L’éducation à la citoyenneté est le moyen le plus
sûr d’intéresser les jeunes à la politique. Or l’une des principales raisons de
l’abstention électorale des jeunes est qu’ils ne comprennent pas en quoi la
politique est utile dans leur vie. Un cours obligatoire d’éducation à la
citoyenneté devrait être offert en 3e année du secondaire, par
exemple, un moment où l’école est obligatoire, pour s’assurer que tout le monde
y est sensibilisé[461].
M. Vézina a signalé
que les jeunes Canadiens ne sont pas suffisamment informés actuellement sur la politique
pour ressentir le besoin ou le désir de s’impliquer dans le processus politique
ou d’exercer leur droit de vote lorsqu’ils atteignent leur majorité.
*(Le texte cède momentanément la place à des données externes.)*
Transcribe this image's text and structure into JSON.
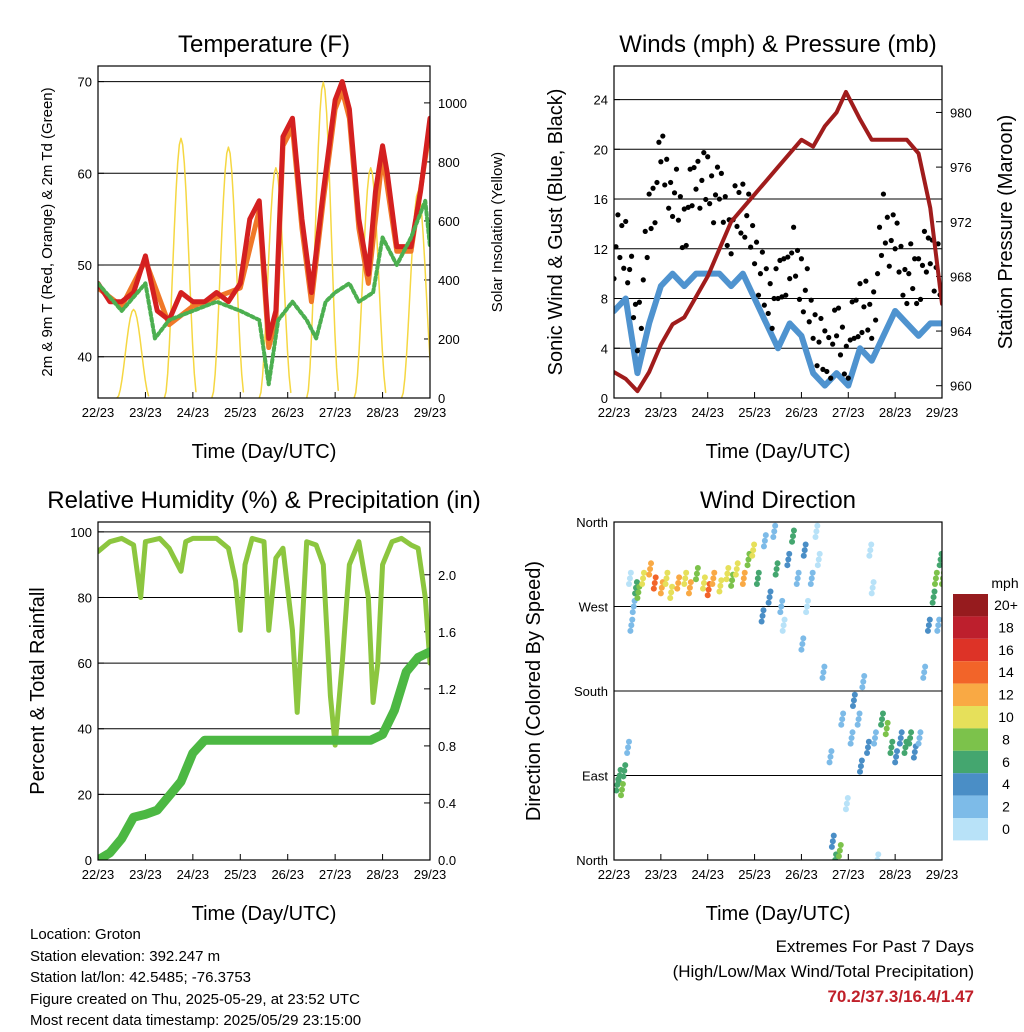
{
  "chart_data": [
    {
      "type": "line",
      "title": "Temperature (F)",
      "xlabel": "Time (Day/UTC)",
      "ylabel": "2m & 9m T (Red, Orange) & 2m Td (Green)",
      "ylabel_right": "Solar Insolation (Yellow)",
      "xticks": [
        "22/23",
        "23/23",
        "24/23",
        "25/23",
        "26/23",
        "27/23",
        "28/23",
        "29/23"
      ],
      "xlim": [
        0,
        7
      ],
      "ylim": [
        35.5,
        71.7
      ],
      "yticks": [
        40,
        50,
        60,
        70
      ],
      "ylim_right": [
        0,
        1125
      ],
      "yticks_right": [
        0,
        200,
        400,
        600,
        800,
        1000
      ],
      "grid": true,
      "series": [
        {
          "name": "2m T",
          "color": "#d42020",
          "axis": "left",
          "x": [
            0,
            0.25,
            0.5,
            0.75,
            1.0,
            1.25,
            1.5,
            1.75,
            2.0,
            2.25,
            2.5,
            2.75,
            3.0,
            3.2,
            3.4,
            3.6,
            3.75,
            3.9,
            4.1,
            4.3,
            4.5,
            4.75,
            5.0,
            5.15,
            5.3,
            5.5,
            5.7,
            5.85,
            6.0,
            6.1,
            6.3,
            6.6,
            6.8,
            7.0
          ],
          "y": [
            48,
            46,
            46,
            47,
            51,
            45,
            44,
            47,
            46,
            46,
            47,
            46,
            48,
            55,
            57,
            42,
            45,
            64,
            66,
            55,
            47,
            58,
            68,
            70,
            67,
            55,
            49,
            58,
            63,
            60,
            52,
            52,
            58,
            66
          ]
        },
        {
          "name": "9m T",
          "color": "#f07828",
          "axis": "left",
          "x": [
            0,
            0.5,
            1.0,
            1.5,
            2.0,
            2.5,
            3.0,
            3.4,
            3.6,
            3.75,
            3.9,
            4.1,
            4.3,
            4.5,
            4.75,
            5.0,
            5.15,
            5.3,
            5.5,
            5.7,
            6.0,
            6.3,
            6.6,
            7.0
          ],
          "y": [
            47.5,
            45.5,
            50.5,
            43.5,
            45.5,
            46.5,
            47.5,
            56,
            41,
            44,
            63,
            65,
            54,
            46,
            57,
            67,
            69,
            66,
            54,
            48,
            62,
            51.5,
            51.5,
            65
          ]
        },
        {
          "name": "2m Td",
          "color": "#4caf50",
          "axis": "left",
          "x": [
            0,
            0.5,
            1.0,
            1.2,
            1.5,
            2.0,
            2.5,
            3.0,
            3.4,
            3.6,
            3.8,
            4.1,
            4.4,
            4.6,
            4.8,
            5.0,
            5.3,
            5.5,
            5.8,
            6.0,
            6.3,
            6.6,
            6.9,
            7.0
          ],
          "y": [
            48,
            45,
            48,
            42,
            44,
            45,
            46,
            45,
            44,
            37,
            44,
            46,
            44,
            42,
            46,
            47,
            48,
            46,
            47,
            53,
            50,
            53,
            57,
            52
          ]
        },
        {
          "name": "Solar Insolation",
          "color": "#f5d742",
          "axis": "right",
          "peaks_x": [
            0.75,
            1.75,
            2.75,
            3.75,
            4.75,
            5.75,
            6.75
          ],
          "peaks_y": [
            300,
            880,
            850,
            780,
            1070,
            780,
            700
          ]
        }
      ]
    },
    {
      "type": "line",
      "title": "Winds (mph) & Pressure (mb)",
      "xlabel": "Time (Day/UTC)",
      "ylabel": "Sonic Wind & Gust (Blue, Black)",
      "ylabel_right": "Station Pressure (Maroon)",
      "xticks": [
        "22/23",
        "23/23",
        "24/23",
        "25/23",
        "26/23",
        "27/23",
        "28/23",
        "29/23"
      ],
      "xlim": [
        0,
        7
      ],
      "ylim": [
        0,
        26.7
      ],
      "yticks": [
        0,
        4,
        8,
        12,
        16,
        20,
        24
      ],
      "ylim_right": [
        959.1,
        983.4
      ],
      "yticks_right": [
        960,
        964,
        968,
        972,
        976,
        980
      ],
      "grid": true,
      "x": [
        0,
        0.25,
        0.5,
        0.75,
        1.0,
        1.25,
        1.5,
        1.75,
        2.0,
        2.25,
        2.5,
        2.75,
        3.0,
        3.25,
        3.5,
        3.75,
        4.0,
        4.25,
        4.5,
        4.75,
        5.0,
        5.25,
        5.5,
        5.75,
        6.0,
        6.25,
        6.5,
        6.75,
        7.0
      ],
      "series": [
        {
          "name": "Sonic Wind",
          "color": "#4f93cf",
          "y": [
            7,
            8,
            2,
            6,
            9,
            10,
            9,
            10,
            10,
            10,
            9,
            10,
            8,
            6,
            4,
            6,
            5,
            2,
            1,
            2,
            1,
            4,
            3,
            5,
            7,
            6,
            5,
            6,
            6
          ]
        },
        {
          "name": "Gust",
          "color": "#000000",
          "y": [
            12,
            13,
            5,
            14,
            19,
            17,
            14,
            18,
            17,
            16,
            14,
            16,
            12,
            8,
            8,
            12,
            10,
            6,
            3,
            5,
            4,
            8,
            6,
            14,
            12,
            10,
            10,
            12,
            9
          ]
        },
        {
          "name": "Station Pressure",
          "color": "#a01c1c",
          "axis": "right",
          "x": [
            0,
            0.25,
            0.5,
            0.75,
            1.0,
            1.25,
            1.5,
            1.75,
            2.0,
            2.25,
            2.5,
            2.75,
            3.0,
            3.25,
            3.5,
            3.75,
            4.0,
            4.25,
            4.5,
            4.75,
            4.95,
            5.25,
            5.5,
            6.0,
            6.25,
            6.5,
            6.75,
            7.0
          ],
          "y": [
            961,
            960.5,
            959.6,
            961,
            963,
            964.5,
            965,
            966.5,
            968,
            970,
            972,
            973,
            974,
            975,
            976,
            977,
            978,
            977.5,
            979,
            980,
            981.5,
            979.5,
            978,
            978,
            978,
            977,
            973,
            966
          ]
        }
      ]
    },
    {
      "type": "line",
      "title": "Relative Humidity (%) & Precipitation (in)",
      "xlabel": "Time (Day/UTC)",
      "ylabel": "Percent & Total Rainfall",
      "xticks": [
        "22/23",
        "23/23",
        "24/23",
        "25/23",
        "26/23",
        "27/23",
        "28/23",
        "29/23"
      ],
      "xlim": [
        0,
        7
      ],
      "ylim": [
        0,
        103
      ],
      "yticks": [
        0,
        20,
        40,
        60,
        80,
        100
      ],
      "ylim_right": [
        0,
        2.37
      ],
      "yticks_right": [
        "0.0",
        "0.4",
        "0.8",
        "1.2",
        "1.6",
        "2.0"
      ],
      "grid": true,
      "series": [
        {
          "name": "Relative Humidity",
          "color": "#8cc63f",
          "x": [
            0,
            0.25,
            0.5,
            0.75,
            0.9,
            1.0,
            1.3,
            1.5,
            1.75,
            1.85,
            2.0,
            2.5,
            2.75,
            2.9,
            3.0,
            3.1,
            3.25,
            3.5,
            3.6,
            3.75,
            3.9,
            4.1,
            4.2,
            4.3,
            4.4,
            4.6,
            4.75,
            4.9,
            5.0,
            5.15,
            5.3,
            5.5,
            5.7,
            5.8,
            5.9,
            6.0,
            6.2,
            6.4,
            6.6,
            6.75,
            6.9,
            7.0
          ],
          "y": [
            94,
            97,
            98,
            96,
            80,
            97,
            98,
            95,
            88,
            97,
            98,
            98,
            95,
            85,
            70,
            90,
            98,
            97,
            70,
            92,
            95,
            70,
            45,
            70,
            97,
            96,
            90,
            50,
            35,
            60,
            90,
            97,
            80,
            48,
            60,
            90,
            97,
            98,
            96,
            95,
            80,
            60
          ]
        },
        {
          "name": "Total Precipitation",
          "color": "#4cb843",
          "axis": "right",
          "x": [
            0,
            0.25,
            0.5,
            0.75,
            1.0,
            1.25,
            1.5,
            1.75,
            2.0,
            2.25,
            2.5,
            3.0,
            4.0,
            5.0,
            5.75,
            6.0,
            6.25,
            6.5,
            6.75,
            7.0
          ],
          "y": [
            0,
            0.05,
            0.15,
            0.3,
            0.32,
            0.35,
            0.45,
            0.55,
            0.75,
            0.84,
            0.84,
            0.84,
            0.84,
            0.84,
            0.84,
            0.88,
            1.05,
            1.32,
            1.42,
            1.46
          ]
        }
      ]
    },
    {
      "type": "scatter",
      "title": "Wind Direction",
      "xlabel": "Time (Day/UTC)",
      "ylabel": "Direction (Colored By Speed)",
      "xticks": [
        "22/23",
        "23/23",
        "24/23",
        "25/23",
        "26/23",
        "27/23",
        "28/23",
        "29/23"
      ],
      "xlim": [
        0,
        7
      ],
      "ylim": [
        0,
        360
      ],
      "ytick_values": [
        0,
        90,
        180,
        270,
        360
      ],
      "yticks": [
        "North",
        "East",
        "South",
        "West",
        "North"
      ],
      "grid": true,
      "legend": {
        "title": "mph",
        "position": "right",
        "labels": [
          "20+",
          "18",
          "16",
          "14",
          "12",
          "10",
          "8",
          "6",
          "4",
          "2",
          "0"
        ],
        "colors": [
          "#961b1e",
          "#bd1f2d",
          "#dd3327",
          "#f26429",
          "#f9a944",
          "#e6e05a",
          "#7cc24b",
          "#44a66f",
          "#4a8ec6",
          "#7dbbe8",
          "#b8e2f8"
        ]
      },
      "points": [
        [
          0.05,
          80,
          6
        ],
        [
          0.1,
          90,
          7
        ],
        [
          0.15,
          75,
          8
        ],
        [
          0.2,
          95,
          6
        ],
        [
          0.28,
          120,
          2
        ],
        [
          0.32,
          300,
          1
        ],
        [
          0.35,
          250,
          2
        ],
        [
          0.4,
          270,
          3
        ],
        [
          0.45,
          290,
          6
        ],
        [
          0.5,
          285,
          8
        ],
        [
          0.6,
          300,
          10
        ],
        [
          0.75,
          310,
          12
        ],
        [
          0.85,
          295,
          14
        ],
        [
          1.0,
          290,
          12
        ],
        [
          1.1,
          300,
          11
        ],
        [
          1.2,
          285,
          10
        ],
        [
          1.35,
          295,
          12
        ],
        [
          1.5,
          300,
          10
        ],
        [
          1.6,
          290,
          13
        ],
        [
          1.75,
          305,
          9
        ],
        [
          1.9,
          295,
          11
        ],
        [
          2.0,
          288,
          14
        ],
        [
          2.1,
          300,
          12
        ],
        [
          2.25,
          292,
          10
        ],
        [
          2.4,
          305,
          11
        ],
        [
          2.5,
          298,
          9
        ],
        [
          2.6,
          310,
          10
        ],
        [
          2.75,
          300,
          12
        ],
        [
          2.85,
          320,
          9
        ],
        [
          2.95,
          330,
          10
        ],
        [
          3.05,
          300,
          6
        ],
        [
          3.15,
          260,
          4
        ],
        [
          3.2,
          340,
          3
        ],
        [
          3.3,
          280,
          5
        ],
        [
          3.4,
          350,
          2
        ],
        [
          3.45,
          310,
          6
        ],
        [
          3.55,
          270,
          3
        ],
        [
          3.6,
          250,
          1
        ],
        [
          3.7,
          320,
          4
        ],
        [
          3.8,
          345,
          7
        ],
        [
          3.9,
          300,
          2
        ],
        [
          4.0,
          230,
          3
        ],
        [
          4.05,
          330,
          5
        ],
        [
          4.1,
          270,
          1
        ],
        [
          4.2,
          300,
          2
        ],
        [
          4.3,
          350,
          1
        ],
        [
          4.35,
          320,
          1
        ],
        [
          4.45,
          200,
          2
        ],
        [
          4.6,
          110,
          3
        ],
        [
          4.65,
          20,
          4
        ],
        [
          4.7,
          0,
          6
        ],
        [
          4.8,
          10,
          8
        ],
        [
          4.85,
          150,
          2
        ],
        [
          4.95,
          60,
          1
        ],
        [
          5.05,
          130,
          2
        ],
        [
          5.1,
          170,
          4
        ],
        [
          5.2,
          150,
          3
        ],
        [
          5.25,
          100,
          5
        ],
        [
          5.3,
          190,
          2
        ],
        [
          5.4,
          120,
          4
        ],
        [
          5.45,
          330,
          1
        ],
        [
          5.5,
          290,
          0
        ],
        [
          5.55,
          130,
          3
        ],
        [
          5.6,
          0,
          1
        ],
        [
          5.7,
          150,
          6
        ],
        [
          5.8,
          140,
          8
        ],
        [
          5.9,
          120,
          6
        ],
        [
          6.0,
          110,
          4
        ],
        [
          6.1,
          130,
          5
        ],
        [
          6.2,
          120,
          6
        ],
        [
          6.3,
          130,
          7
        ],
        [
          6.4,
          115,
          5
        ],
        [
          6.5,
          130,
          3
        ],
        [
          6.6,
          200,
          2
        ],
        [
          6.7,
          250,
          4
        ],
        [
          6.8,
          280,
          6
        ],
        [
          6.85,
          300,
          8
        ],
        [
          6.9,
          250,
          3
        ],
        [
          6.95,
          320,
          7
        ],
        [
          7.0,
          300,
          8
        ]
      ]
    }
  ],
  "footer": {
    "location": "Location: Groton",
    "elevation": "Station elevation: 392.247 m",
    "latlon": "Station lat/lon: 42.5485; -76.3753",
    "created": "Figure created on Thu, 2025-05-29, at 23:52 UTC",
    "recent": "Most recent data timestamp: 2025/05/29 23:15:00"
  },
  "extremes": {
    "title": "Extremes For Past 7 Days",
    "subtitle": "(High/Low/Max Wind/Total Precipitation)",
    "values": "70.2/37.3/16.4/1.47"
  }
}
Les jeunes peuvent s’intéresser davantage au
processus démocratique grâce à des expériences interactives. Les simulations de
parlement sont un exemple d’outils interactifs utilisés pour éduquer les jeunes
Canadiens. Selon M. Vézina « une simulation de vote devrait être
systématiquement offerte à tous les élèves, et ce, à chaque élection[462] ». Peter Russell, professeur à l’Université de Toronto, a
repris cette idée :
[C]e qu’ils (Paul Howe, Université du
Nouveau-Brunswick, et Henry Milner, Université de Montréal) proposent,
c’est d’améliorer le mode d’enseignement de la politique dans les écoles. Si
vous lisez leurs livres, vous vous rendrez compte que ce n’est pas seulement
une question d’enseignement, mais aussi de méthode d’enseignement. Les cours
doivent être interactifs et pas seulement magistraux. Il faut faire preuve
d’une grande créativité et offrir une forte interactivité, en simulant par
exemple le processus parlementaire[463].
Durant son témoignage, le directeur général des
élections, Marc Mayrand a ajouté que l’éducation civique était le
« facteur le plus influent » pour ce qui est des habitudes de vote
des jeunes Canadiens[464].
Ce constat a été repris tout au long de l’étude par le Comité. Plusieurs
témoins s’accordaient pour dire que les gouvernements provinciaux et fédéral
devraient travailler ensemble pour mettre au point un cours ou un programme
d’éducation civique qui serait mis en place dans les écoles secondaires à
l’échelle du pays. Sue Duguay, de la Fédération des jeunes francophones du
Nouveau-Brunswick, a tenu les propos suivants :
D’ailleurs […] dans
leur proposition, nos membres revendiquent […] l’ajout de cours obligatoires
d’éducation civique au programme scolaire. Ces cours sont immensément
importants afin de créer des générations d’électeurs qui comprennent pleinement
le système électoral. Il serait donc important que le gouvernement fédéral
voie, avec ses homologues provinciaux, à ce qu’une éducation civique adéquate
soit offerte en salle de classe[465].
Prenant la parole au Manitoba, Gina Smoke a indiqué
qu’il peut être particulièrement difficile pour les jeunes habitant dans des
collectivités marginalisées, comme les communautés autochtones, d’obtenir de
l’information sur le processus électoral et le système démocratique canadien:
Je pense que tout le
monde devrait savoir qu’il est important de voter. Je ne sais pas pourquoi nous
n’en parlons pas dans les écoles, parce que c’est quelque chose que nous
devrions tous faire lorsque nous atteignons l’âge auquel on peut voter. Dans
les réserves, nous n’en parlons pas. Pourquoi en parlerions-nous puisque notre
vote ne compte pas. C’est une idée qui est enracinée dans l’esprit des gens
depuis des années. […] Il existe encore un bon nombre de problèmes associés aux
pensionnats qui rendent quelque peu difficile de convaincre les gens qu’il est
important de s’occuper de la politique[466].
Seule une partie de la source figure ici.